【読んでみましたアジア本】ねっとりとまとわりつく空気の中であえぐ女性たちを描く:賀淑芳・著/及川茜・訳『アミナ』(白水社)

「純真なアジアの人たち」

かつて、このような主旨の形容を使ったコメントを受け取ったことがある。そのコメント全体の文脈が、わたしの原稿に対する批判だったのか賛同だったのかはもう覚えていない。わたしの目はその表現に釘付けになった。

もし、それが観光PRのコピーならまだわたしもやり過ごせていた。だが、わたしの書く記事への感想として堂々とそういう表現を使ってくる人はいったい何を見てそう思っているのだろう、としばし考えた。

確かに日本では、とくに観光PRにおける「アジア」は自然が豊かで、温暖あるいは暖かく、水や海のイメージ、そして農作物などが豊かで……といったイメージが強調されてきた。確かにそこではあまり人間臭い話題はもちこまれなかったし、その「温かみ」を感じられるところというイメージが「純真無垢」ムードに結びつけられてきたことも無視できない。だが、PRはPRだ。それをまるっと受け入れてまるでわかったように語るのは危険すぎる。

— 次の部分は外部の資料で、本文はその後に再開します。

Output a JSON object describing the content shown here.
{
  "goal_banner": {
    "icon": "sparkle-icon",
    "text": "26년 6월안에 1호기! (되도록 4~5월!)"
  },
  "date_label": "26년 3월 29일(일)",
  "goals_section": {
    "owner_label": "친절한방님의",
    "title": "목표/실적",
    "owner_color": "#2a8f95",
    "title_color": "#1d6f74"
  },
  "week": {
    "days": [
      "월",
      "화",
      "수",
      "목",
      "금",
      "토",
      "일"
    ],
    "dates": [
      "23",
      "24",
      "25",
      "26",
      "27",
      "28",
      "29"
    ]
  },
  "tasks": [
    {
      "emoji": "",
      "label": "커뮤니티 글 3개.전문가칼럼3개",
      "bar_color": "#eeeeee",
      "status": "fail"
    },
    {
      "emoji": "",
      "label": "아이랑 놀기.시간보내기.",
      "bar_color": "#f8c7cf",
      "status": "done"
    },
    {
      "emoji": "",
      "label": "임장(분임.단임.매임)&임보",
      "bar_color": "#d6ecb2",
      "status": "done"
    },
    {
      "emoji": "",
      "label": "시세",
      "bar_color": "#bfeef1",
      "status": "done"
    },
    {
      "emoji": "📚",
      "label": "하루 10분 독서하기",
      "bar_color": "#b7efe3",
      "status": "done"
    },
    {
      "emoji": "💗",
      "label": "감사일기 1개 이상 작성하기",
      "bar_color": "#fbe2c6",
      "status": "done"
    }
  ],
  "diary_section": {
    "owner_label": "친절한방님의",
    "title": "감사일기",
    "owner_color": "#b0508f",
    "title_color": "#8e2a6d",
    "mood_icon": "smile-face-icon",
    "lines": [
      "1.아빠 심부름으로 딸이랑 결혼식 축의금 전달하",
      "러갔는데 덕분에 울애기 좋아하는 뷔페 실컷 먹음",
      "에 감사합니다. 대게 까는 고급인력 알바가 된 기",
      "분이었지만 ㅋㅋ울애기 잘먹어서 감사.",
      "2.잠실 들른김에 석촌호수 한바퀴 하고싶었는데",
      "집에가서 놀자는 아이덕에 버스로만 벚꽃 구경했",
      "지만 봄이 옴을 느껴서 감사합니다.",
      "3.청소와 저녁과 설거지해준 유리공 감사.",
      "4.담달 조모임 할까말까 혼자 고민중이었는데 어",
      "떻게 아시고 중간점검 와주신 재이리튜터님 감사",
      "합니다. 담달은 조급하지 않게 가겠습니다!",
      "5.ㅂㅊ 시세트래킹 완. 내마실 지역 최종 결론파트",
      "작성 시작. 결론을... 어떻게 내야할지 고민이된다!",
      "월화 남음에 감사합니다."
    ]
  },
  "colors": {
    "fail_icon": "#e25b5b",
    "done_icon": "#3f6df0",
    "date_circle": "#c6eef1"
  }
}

それに加えて、「戦後」の日本では中国や韓国、台湾を含めたアジア各国に対して、戦時中の贖罪感を背景に、ことにアジア各所を美しく形容する時代が続いた。中国との国交回復も熱狂的に受け入れられたし(ただその一方で台湾とは国交を失ったわけだが)、日中の「蜜月」に酔いしれた人たちは多かった。

たぶん、あのコメントを残した人はそんな昭和の間にそれなりにお年を重ねた、つまり戦後昭和の教育をがっつりと受けた世代だったのではないかと想像する。

確かに、ねっとりとした南洋の空気や、フルーツが多産される地域だと思えば、オンナ子供向けの「優しい」お土地柄だと思いこんでしまうのかもしれない。あるいは、その多くが観光地として日本人観光客を、あるいは日本からの経済や技術支援を受け入れていることから、「優しい人たち」と思い込んだのか……その裏には、かつて暴力的に上陸した日本の記憶が混ざり合っているような……?

ともかく、どこの国の人たちであろうとも一方的に「純真な」などと決めつけること自体が上目線思考だし、相手に失礼だろ、と思った。

今回取り上げる『アミナ』を読み終え、脳裏で消化しているときにふと思い出したのが冒頭の言葉だった。